Suç işleme sebebine dayanılarak boşanma davası başlatılabilmesi için belli başlı olguların gerçekleşmesi gerekir. Bunları tablo halinde belirtmek gerekirse;
- Suçun Küçük Düşürücü Olması Gerekir
- Suçun Evlendikten Sonra İşlenmiş Olması Gerekir
- Suçun Küçük Düşürücülüğü Mutlak Değildir
- Suçun Küçük Düşürücülüğünü Toplumdaki Anlayış Belirler
Çekişmeli Boşanma Davasında Hâkim Neler Sorar
Suç işleme sebebinde anlaşmalı boşanma davası hakkında, yapılması gereken usulleri belirttikten sonra, dava sürecinde hâkimin soracağı sorular ve yapılacak işlemler hakkında bilgiler vereceğiz.
Çekişmeli boşanma davaları, anlaşmalı boşanma davasına ve eylemli ayrılık davalarına göre belli başlı farklılıklara uğramaktadır.
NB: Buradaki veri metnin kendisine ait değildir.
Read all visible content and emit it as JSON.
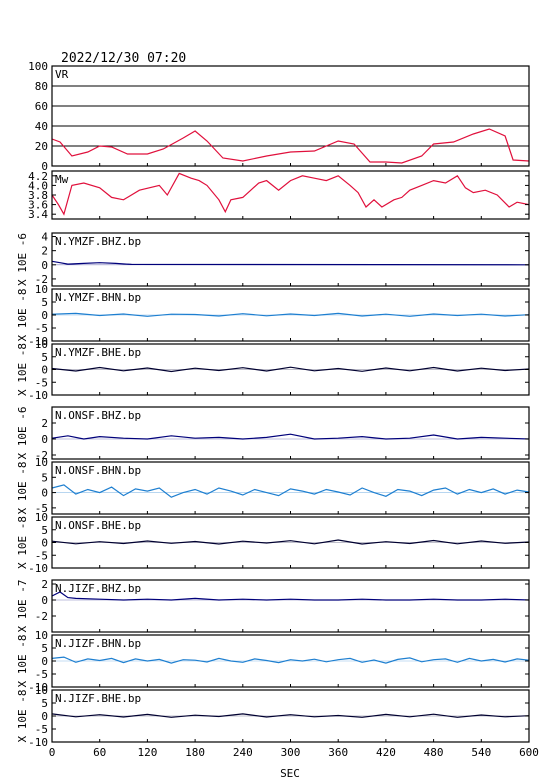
{
  "header": {
    "datetime": "2022/12/30  07:20"
  },
  "colors": {
    "vr_mw": "#e0103c",
    "bhz": "#00007a",
    "bhn": "#1e7fd0",
    "bhe": "#000030"
  },
  "chart_data": {
    "type": "line",
    "x_axis": {
      "label": "SEC",
      "range": [
        0,
        600
      ],
      "ticks": [
        0,
        60,
        120,
        180,
        240,
        300,
        360,
        420,
        480,
        540,
        600
      ],
      "tick_labels": [
        "0",
        "60",
        "120",
        "180",
        "240",
        "300",
        "360",
        "420",
        "480",
        "540",
        "600"
      ]
    },
    "panels": [
      {
        "id": "vr",
        "label": "VR",
        "ylabel": "",
        "ylim": [
          0,
          100
        ],
        "yticks": [
          0,
          20,
          40,
          60,
          80,
          100
        ],
        "ytick_labels": [
          "0",
          "20",
          "40",
          "60",
          "80",
          "100"
        ],
        "grid": true,
        "color_key": "vr_mw",
        "x": [
          0,
          10,
          25,
          45,
          60,
          75,
          95,
          120,
          140,
          165,
          180,
          195,
          215,
          240,
          270,
          300,
          330,
          360,
          380,
          400,
          420,
          440,
          465,
          480,
          505,
          530,
          550,
          570,
          580,
          600
        ],
        "y": [
          27,
          24,
          10,
          14,
          20,
          19,
          12,
          12,
          17,
          28,
          35,
          25,
          8,
          5,
          10,
          14,
          15,
          25,
          22,
          4,
          4,
          3,
          10,
          22,
          24,
          32,
          37,
          30,
          6,
          5
        ]
      },
      {
        "id": "mw",
        "label": "Mw",
        "ylabel": "",
        "ylim": [
          3.3,
          4.3
        ],
        "yticks": [
          3.4,
          3.6,
          3.8,
          4.0,
          4.2
        ],
        "ytick_labels": [
          "3.4",
          "3.6",
          "3.8",
          "4.0",
          "4.2"
        ],
        "grid": false,
        "color_key": "vr_mw",
        "x": [
          0,
          8,
          15,
          25,
          40,
          60,
          75,
          90,
          110,
          135,
          145,
          160,
          175,
          185,
          195,
          210,
          218,
          225,
          240,
          250,
          260,
          270,
          285,
          300,
          315,
          330,
          345,
          360,
          375,
          385,
          395,
          405,
          415,
          430,
          440,
          450,
          465,
          480,
          495,
          510,
          520,
          530,
          545,
          560,
          575,
          585,
          600
        ],
        "y": [
          3.8,
          3.6,
          3.4,
          4.0,
          4.05,
          3.95,
          3.75,
          3.7,
          3.9,
          4.0,
          3.8,
          4.25,
          4.15,
          4.1,
          4.0,
          3.7,
          3.45,
          3.7,
          3.75,
          3.9,
          4.05,
          4.1,
          3.9,
          4.1,
          4.2,
          4.15,
          4.1,
          4.2,
          4.0,
          3.85,
          3.55,
          3.7,
          3.55,
          3.7,
          3.75,
          3.9,
          4.0,
          4.1,
          4.05,
          4.2,
          3.95,
          3.85,
          3.9,
          3.8,
          3.55,
          3.65,
          3.6
        ]
      },
      {
        "id": "ymzf_bhz",
        "label": "N.YMZF.BHZ.bp",
        "ylabel": "X 10E -6",
        "ylim": [
          -3,
          4.5
        ],
        "yticks": [
          -2,
          0,
          2,
          4
        ],
        "ytick_labels": [
          "-2",
          "0",
          "2",
          "4"
        ],
        "grid": false,
        "color_key": "bhz",
        "x": [
          0,
          10,
          20,
          40,
          60,
          80,
          100,
          600
        ],
        "y": [
          0.5,
          0.3,
          0.1,
          0.2,
          0.3,
          0.2,
          0.05,
          0.0
        ]
      },
      {
        "id": "ymzf_bhn",
        "label": "N.YMZF.BHN.bp",
        "ylabel": "X 10E -8",
        "ylim": [
          -10,
          10
        ],
        "yticks": [
          -10,
          -5,
          0,
          5,
          10
        ],
        "ytick_labels": [
          "-10",
          "-5",
          "0",
          "5",
          "10"
        ],
        "grid": false,
        "color_key": "bhn",
        "x": [
          0,
          30,
          60,
          90,
          120,
          150,
          180,
          210,
          240,
          270,
          300,
          330,
          360,
          390,
          420,
          450,
          480,
          510,
          540,
          570,
          600
        ],
        "y": [
          0.3,
          0.6,
          -0.2,
          0.4,
          -0.5,
          0.3,
          0.2,
          -0.4,
          0.5,
          -0.3,
          0.4,
          -0.2,
          0.6,
          -0.4,
          0.3,
          -0.5,
          0.4,
          -0.2,
          0.3,
          -0.4,
          0.1
        ]
      },
      {
        "id": "ymzf_bhe",
        "label": "N.YMZF.BHE.bp",
        "ylabel": "X 10E -8",
        "ylim": [
          -10,
          10
        ],
        "yticks": [
          -10,
          -5,
          0,
          5,
          10
        ],
        "ytick_labels": [
          "-10",
          "-5",
          "0",
          "5",
          "10"
        ],
        "grid": false,
        "color_key": "bhe",
        "x": [
          0,
          30,
          60,
          90,
          120,
          150,
          180,
          210,
          240,
          270,
          300,
          330,
          360,
          390,
          420,
          450,
          480,
          510,
          540,
          570,
          600
        ],
        "y": [
          0.4,
          -0.6,
          0.8,
          -0.5,
          0.6,
          -0.8,
          0.5,
          -0.4,
          0.7,
          -0.6,
          0.9,
          -0.5,
          0.4,
          -0.7,
          0.6,
          -0.5,
          0.8,
          -0.6,
          0.5,
          -0.4,
          0.2
        ]
      },
      {
        "id": "onsf_bhz",
        "label": "N.ONSF.BHZ.bp",
        "ylabel": "X 10E -6",
        "ylim": [
          -2.5,
          4
        ],
        "yticks": [
          -2,
          0,
          2
        ],
        "ytick_labels": [
          "-2",
          "0",
          "2"
        ],
        "grid": false,
        "color_key": "bhz",
        "x": [
          0,
          20,
          40,
          60,
          90,
          120,
          150,
          180,
          210,
          240,
          270,
          300,
          330,
          360,
          390,
          420,
          450,
          480,
          510,
          540,
          570,
          600
        ],
        "y": [
          0.1,
          0.4,
          0.0,
          0.3,
          0.1,
          0.0,
          0.4,
          0.1,
          0.2,
          0.0,
          0.2,
          0.6,
          0.0,
          0.1,
          0.3,
          0.0,
          0.1,
          0.5,
          0.0,
          0.2,
          0.1,
          0.0
        ]
      },
      {
        "id": "onsf_bhn",
        "label": "N.ONSF.BHN.bp",
        "ylabel": "X 10E -8",
        "ylim": [
          -7,
          10
        ],
        "yticks": [
          -5,
          0,
          5,
          10
        ],
        "ytick_labels": [
          "-5",
          "0",
          "5",
          "10"
        ],
        "grid": false,
        "color_key": "bhn",
        "x": [
          0,
          15,
          30,
          45,
          60,
          75,
          90,
          105,
          120,
          135,
          150,
          165,
          180,
          195,
          210,
          225,
          240,
          255,
          270,
          285,
          300,
          315,
          330,
          345,
          360,
          375,
          390,
          405,
          420,
          435,
          450,
          465,
          480,
          495,
          510,
          525,
          540,
          555,
          570,
          585,
          600
        ],
        "y": [
          1.5,
          2.5,
          -0.5,
          1.0,
          0.0,
          1.8,
          -1.0,
          1.2,
          0.5,
          1.5,
          -1.5,
          0.0,
          1.0,
          -0.5,
          1.5,
          0.5,
          -0.8,
          1.0,
          0.0,
          -1.0,
          1.2,
          0.5,
          -0.5,
          1.0,
          0.2,
          -0.8,
          1.5,
          0.0,
          -1.2,
          1.0,
          0.5,
          -1.0,
          0.8,
          1.5,
          -0.5,
          1.0,
          0.0,
          1.2,
          -0.5,
          0.8,
          0.2
        ]
      },
      {
        "id": "onsf_bhe",
        "label": "N.ONSF.BHE.bp",
        "ylabel": "X 10E -8",
        "ylim": [
          -10,
          10
        ],
        "yticks": [
          -10,
          -5,
          0,
          5,
          10
        ],
        "ytick_labels": [
          "-10",
          "-5",
          "0",
          "5",
          "10"
        ],
        "grid": false,
        "color_key": "bhe",
        "x": [
          0,
          30,
          60,
          90,
          120,
          150,
          180,
          210,
          240,
          270,
          300,
          330,
          360,
          390,
          420,
          450,
          480,
          510,
          540,
          570,
          600
        ],
        "y": [
          0.5,
          -0.5,
          0.3,
          -0.4,
          0.6,
          -0.3,
          0.4,
          -0.6,
          0.5,
          -0.2,
          0.7,
          -0.5,
          1.0,
          -0.6,
          0.3,
          -0.4,
          0.8,
          -0.5,
          0.6,
          -0.3,
          0.2
        ]
      },
      {
        "id": "jizf_bhz",
        "label": "N.JIZF.BHZ.bp",
        "ylabel": "X 10E -7",
        "ylim": [
          -4,
          2.5
        ],
        "yticks": [
          -2,
          0,
          2
        ],
        "ytick_labels": [
          "-2",
          "0",
          "2"
        ],
        "grid": false,
        "color_key": "bhz",
        "x": [
          0,
          10,
          20,
          30,
          60,
          90,
          120,
          150,
          180,
          210,
          240,
          270,
          300,
          330,
          360,
          390,
          420,
          450,
          480,
          510,
          540,
          570,
          600
        ],
        "y": [
          0.5,
          1.0,
          0.3,
          0.2,
          0.1,
          0.0,
          0.1,
          0.0,
          0.2,
          0.0,
          0.1,
          0.0,
          0.1,
          0.0,
          0.0,
          0.1,
          0.0,
          0.0,
          0.1,
          0.0,
          0.0,
          0.1,
          0.0
        ]
      },
      {
        "id": "jizf_bhn",
        "label": "N.JIZF.BHN.bp",
        "ylabel": "X 10E -8",
        "ylim": [
          -10,
          10
        ],
        "yticks": [
          -10,
          -5,
          0,
          5,
          10
        ],
        "ytick_labels": [
          "-10",
          "-5",
          "0",
          "5",
          "10"
        ],
        "grid": false,
        "color_key": "bhn",
        "x": [
          0,
          15,
          30,
          45,
          60,
          75,
          90,
          105,
          120,
          135,
          150,
          165,
          180,
          195,
          210,
          225,
          240,
          255,
          270,
          285,
          300,
          315,
          330,
          345,
          360,
          375,
          390,
          405,
          420,
          435,
          450,
          465,
          480,
          495,
          510,
          525,
          540,
          555,
          570,
          585,
          600
        ],
        "y": [
          1.0,
          1.5,
          -0.5,
          0.8,
          0.2,
          1.0,
          -0.6,
          0.8,
          0.0,
          0.6,
          -0.8,
          0.5,
          0.3,
          -0.4,
          1.0,
          0.0,
          -0.5,
          0.8,
          0.2,
          -0.6,
          0.5,
          0.0,
          0.7,
          -0.3,
          0.5,
          1.0,
          -0.5,
          0.4,
          -0.8,
          0.6,
          1.2,
          -0.3,
          0.5,
          0.8,
          -0.5,
          1.0,
          0.0,
          0.6,
          -0.4,
          0.8,
          0.3
        ]
      },
      {
        "id": "jizf_bhe",
        "label": "N.JIZF.BHE.bp",
        "ylabel": "X 10E -8",
        "ylim": [
          -10,
          10
        ],
        "yticks": [
          -10,
          -5,
          0,
          5,
          10
        ],
        "ytick_labels": [
          "-10",
          "-5",
          "0",
          "5",
          "10"
        ],
        "grid": false,
        "color_key": "bhe",
        "x": [
          0,
          30,
          60,
          90,
          120,
          150,
          180,
          210,
          240,
          270,
          300,
          330,
          360,
          390,
          420,
          450,
          480,
          510,
          540,
          570,
          600
        ],
        "y": [
          0.8,
          -0.3,
          0.5,
          -0.4,
          0.6,
          -0.5,
          0.3,
          -0.2,
          0.8,
          -0.4,
          0.5,
          -0.3,
          0.2,
          -0.5,
          0.6,
          -0.3,
          0.7,
          -0.5,
          0.4,
          -0.3,
          0.1
        ]
      }
    ]
  }
}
Bu farklılıkların en temelinde ise, davanın açılma sebebi olmaktadır. Çünkü hukuk sistemimiz bu şekilde boşanma davası açılabilmesi için, belli başlı sebepleri onaylamaktadır. Kanun koyucunun belirlemiş olduğu ölçütlerin dışında sebeplerle açılan dava, mahkeme tarafından kabul edilmez.
Dava sürecinde pek çok kez duruşma yapılır. Tarafın, dava sürecinde vekil avukatı varsa eğer duruşmalara avukatı eşlik edebilir. Avukatsız ilerletilen durumlarda, dava dosyasının doğru şekilde takip edilebilmesi ve eksik işlem olmaması için tarafın davaya katılması gerekir.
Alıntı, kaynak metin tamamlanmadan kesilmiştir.